Government Unveils Major Reforms to Boost Foreign Investment in Indian Equities and Government Securities

In a significant move aimed at strengthening India’s position as a global investment destination, the Government of India has announced a series of reforms designed to deepen the Government Securities (G-Sec) market and encourage greater participation by Foreign Portfolio Investors (FPIs) in both equities and sovereign debt. The measures are expected to simplify investment procedures, attract long-term foreign capital, and enhance the competitiveness of India’s financial markets.
The reforms build upon the government’s ongoing efforts to improve ease of doing business in the capital markets and create a more investor-friendly environment for global investors seeking exposure to one of the world’s fastest-growing major economies.
A key highlight of the reform package is the liberalisation of investment rules for individual Persons Resident Outside India (PROIs).
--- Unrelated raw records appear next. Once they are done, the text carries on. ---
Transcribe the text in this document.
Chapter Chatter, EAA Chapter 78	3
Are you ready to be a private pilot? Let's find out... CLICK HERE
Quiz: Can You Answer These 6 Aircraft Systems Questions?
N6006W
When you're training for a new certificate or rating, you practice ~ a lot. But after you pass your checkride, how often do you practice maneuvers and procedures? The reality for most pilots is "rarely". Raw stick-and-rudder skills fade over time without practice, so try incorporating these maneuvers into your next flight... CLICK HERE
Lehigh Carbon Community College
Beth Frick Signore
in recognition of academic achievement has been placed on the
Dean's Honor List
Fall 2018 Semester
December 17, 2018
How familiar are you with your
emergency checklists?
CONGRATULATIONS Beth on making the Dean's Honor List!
Announced by the Union Finance Minister in the Union Budget 2026-27, the new framework allows individual PROIs to invest in equity instruments of listed Indian companies through the Portfolio Investment Scheme (PIS), a facility that was previously available only to Non-Resident Indians (NRIs) and Overseas Citizens of India (OCIs).
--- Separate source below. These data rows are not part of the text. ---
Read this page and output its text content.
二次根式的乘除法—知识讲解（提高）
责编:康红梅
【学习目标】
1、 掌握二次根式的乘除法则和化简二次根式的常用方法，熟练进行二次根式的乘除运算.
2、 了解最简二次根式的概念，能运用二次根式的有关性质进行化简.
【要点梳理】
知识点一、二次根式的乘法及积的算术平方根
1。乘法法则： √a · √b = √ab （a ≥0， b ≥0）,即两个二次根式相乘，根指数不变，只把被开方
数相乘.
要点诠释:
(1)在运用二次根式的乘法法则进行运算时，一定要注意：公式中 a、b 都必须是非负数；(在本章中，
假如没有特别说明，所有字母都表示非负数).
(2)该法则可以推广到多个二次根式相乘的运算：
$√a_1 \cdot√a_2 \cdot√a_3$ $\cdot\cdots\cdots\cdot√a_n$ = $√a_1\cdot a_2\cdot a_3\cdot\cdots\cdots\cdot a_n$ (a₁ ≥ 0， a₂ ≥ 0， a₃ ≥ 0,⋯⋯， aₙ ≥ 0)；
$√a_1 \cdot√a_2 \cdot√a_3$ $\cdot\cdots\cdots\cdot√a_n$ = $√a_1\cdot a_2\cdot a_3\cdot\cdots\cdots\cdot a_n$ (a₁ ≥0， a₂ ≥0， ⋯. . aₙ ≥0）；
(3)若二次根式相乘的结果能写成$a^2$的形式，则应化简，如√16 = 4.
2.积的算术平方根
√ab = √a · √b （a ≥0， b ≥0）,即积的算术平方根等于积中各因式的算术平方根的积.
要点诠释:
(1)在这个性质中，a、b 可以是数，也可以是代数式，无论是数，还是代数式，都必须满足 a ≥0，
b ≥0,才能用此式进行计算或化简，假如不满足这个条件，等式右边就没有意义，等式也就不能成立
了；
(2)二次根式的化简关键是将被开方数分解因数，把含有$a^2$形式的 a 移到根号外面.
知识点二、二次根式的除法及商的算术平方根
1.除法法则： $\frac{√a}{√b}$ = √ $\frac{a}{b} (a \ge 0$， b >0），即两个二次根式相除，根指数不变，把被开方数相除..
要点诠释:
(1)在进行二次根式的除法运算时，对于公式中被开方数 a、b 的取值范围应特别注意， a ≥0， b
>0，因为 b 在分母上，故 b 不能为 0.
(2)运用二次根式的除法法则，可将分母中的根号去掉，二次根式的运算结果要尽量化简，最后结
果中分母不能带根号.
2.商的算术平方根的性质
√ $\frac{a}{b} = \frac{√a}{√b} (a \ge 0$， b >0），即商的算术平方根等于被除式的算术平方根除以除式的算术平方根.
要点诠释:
To implement this decision, the Department of Economic Affairs (DEA) is notifying amendments to the Foreign Exchange Management (Non-Debt Instruments) Rules, 2019. Under the revised norms, the investment limit for an individual PROI in a listed company has been increased from 5 percent to 10 percent. Additionally, the aggregate investment limit for all individual PROIs in a company has been raised from the existing 10 percent to 24 percent.
The government believes these changes will encourage broader participation by foreign individual investors by leveraging existing onboarding systems already used by NRIs and OCIs. Simplified compliance requirements and easier market access are expected to attract a larger pool of relatively stable foreign investors, resulting in stronger and more consistent capital inflows into Indian equity markets.
In another major reform, the government has reviewed the regulatory framework governing FPI investments in Government Securities. To enhance foreign participation in India’s debt market, authorities have expanded the list of securities eligible under the Fully Accessible Route (FAR). The expanded list will now include newly issued government securities with maturities of 15, 30 and 40 years, as well as Sovereign Green Bonds issued in FAR-eligible tenors.
The government has also removed three important restrictions on FPI investments under the General Route. These include the short-term investment limit, concentration limit, and security-wise investment cap. However, the overall quantitative ceiling for foreign investment will continue to remain at 6 percent of the outstanding stock of Central Government securities and 2 percent of State Government Securities (SGSs).
Furthermore, the existing sub-categories of “general” and “long-term” investment limits for government securities and SGSs will be merged into a single investment limit. Policymakers expect these changes to improve market liquidity, facilitate the development of a smoother yield curve, and attract long-term institutional investors such as pension funds, insurance companies, and sovereign wealth funds.
A major tax incentive has also been introduced to make Indian government bonds more attractive to overseas investors. The government has decided to exempt FPIs from income tax on interest earnings and capital gains arising from investments in Government Securities. The tax exemption will be effective from April 1, 2026, and will apply to all interest income and capital gains earned by FPIs on G-Sec investments from that date onward.
The same tax benefits will also be extended to the Bank for International Settlements (BIS) for investments made in Government Securities. According to the government, aligning India’s tax treatment of sovereign debt with international standards will significantly improve the country’s attractiveness among global fixed-income investors.
Taken together, these reforms are expected to reduce operational complexities, simplify market access, and provide a seamless investment experience comparable to leading global financial markets. By encouraging greater participation from foreign investors in both equity and debt segments, the government aims to attract durable long-term capital, strengthen financial market depth, support foreign exchange inflows, and reinforce India’s status as a preferred global investment destination.